13 Kasım'da İstanbul'da meydana gelen ve altı kişinin ölümüne ve 80'den fazla kişinin yaralanmasına neden olan patlamanın ardından, ABD ile NATO ortağı Türkiye arasındaki ilişkiler yeni bir dibe vuruş yaşadı.
Türkiye İçişleri Bakanı Süleyman Soylu, saldırının arkasında ABD ve PKK'nın olduğunu söyledi ve ABD'nin taziye açıklamasını reddetti. Soylu saldırı emrinin, ABD askeri varlığının bulunduğu Suriye'nin kuzeydoğusundaki Menbiç kasabasından geldiğini belirtti.

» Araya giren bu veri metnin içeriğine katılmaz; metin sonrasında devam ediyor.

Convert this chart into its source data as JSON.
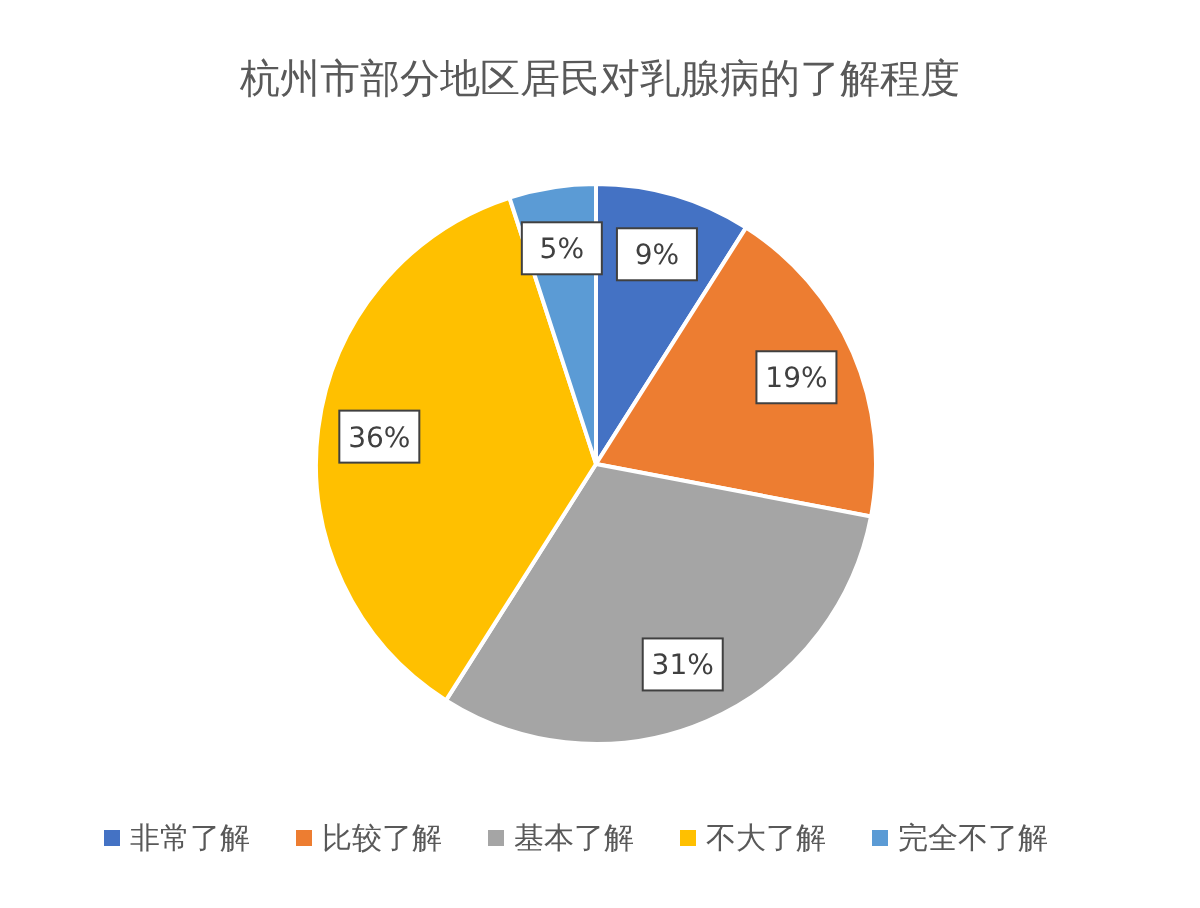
{
  "chart_data": {
    "type": "pie",
    "title": "杭州市部分地区居民对乳腺病的了解程度",
    "categories": [
      "非常了解",
      "比较了解",
      "基本了解",
      "不大了解",
      "完全不了解"
    ],
    "values": [
      9,
      19,
      31,
      36,
      5
    ],
    "colors": [
      "#4472c4",
      "#ed7d31",
      "#a5a5a5",
      "#ffc000",
      "#5b9bd5"
    ],
    "value_labels": [
      "9%",
      "19%",
      "31%",
      "36%",
      "5%"
    ],
    "legend": "bottom"
  }
}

ABD'nin PKK'yı bir vekil güç olarak kullanmasından dolayı bu işin içinde olup olmadığı gerçekten tartışmalı bir konu. Ancak Ankara'daki yetkililer, artık bu konudan tamamen bıktıklarını söyleyerek yüksek sesli açıklamalar yapıyor.
Geçen hafta Türkiye, Irak ve Suriye'deki Kürt militanlara hava saldırıları düzenledi ve bu bombalamalarından bazıları, bölgede bulunan ABD güçlerininin olduğu noktaları vurmaya çok yaklaştı.

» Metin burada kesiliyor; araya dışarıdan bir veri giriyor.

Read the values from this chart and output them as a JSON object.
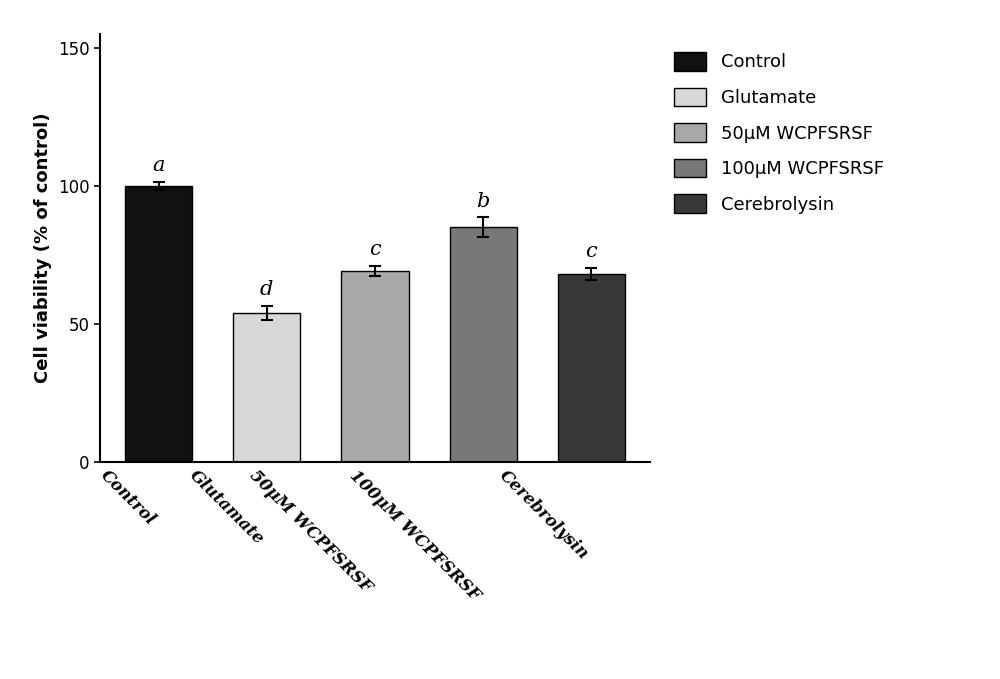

Türkiye hemen ardından bir kara harekatından söz etti ancak Erdoğan'ın bunu gerçekleştirip gerçekleştirmeyeceği henüz belli değil.

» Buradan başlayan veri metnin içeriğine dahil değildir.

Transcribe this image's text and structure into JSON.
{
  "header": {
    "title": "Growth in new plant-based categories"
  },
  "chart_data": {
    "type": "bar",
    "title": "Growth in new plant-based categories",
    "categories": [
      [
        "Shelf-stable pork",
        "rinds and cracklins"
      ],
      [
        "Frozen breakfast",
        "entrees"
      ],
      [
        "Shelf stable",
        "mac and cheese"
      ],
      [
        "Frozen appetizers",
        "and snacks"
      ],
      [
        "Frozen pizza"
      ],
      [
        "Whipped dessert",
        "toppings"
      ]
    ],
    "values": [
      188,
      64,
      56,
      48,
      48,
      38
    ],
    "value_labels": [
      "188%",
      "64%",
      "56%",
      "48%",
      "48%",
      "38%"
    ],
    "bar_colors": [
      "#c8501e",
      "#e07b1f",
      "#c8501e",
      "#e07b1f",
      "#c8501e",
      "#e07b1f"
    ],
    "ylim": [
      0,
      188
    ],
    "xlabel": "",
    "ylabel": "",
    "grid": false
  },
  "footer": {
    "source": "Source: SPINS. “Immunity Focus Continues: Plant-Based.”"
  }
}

ABD Savunma Bakanlığı, Türkiye'nin eylemlerinin dikkatleri IŞİD'i yenmek için kurulan misyondan uzaklaştırdığını belirten güçlü bir açıklama yaptı. ABD Dışişleri Bakanlığı sözcüleri de ABD'nin "her türlü askeri harekata karşı olduğunu" belirtti.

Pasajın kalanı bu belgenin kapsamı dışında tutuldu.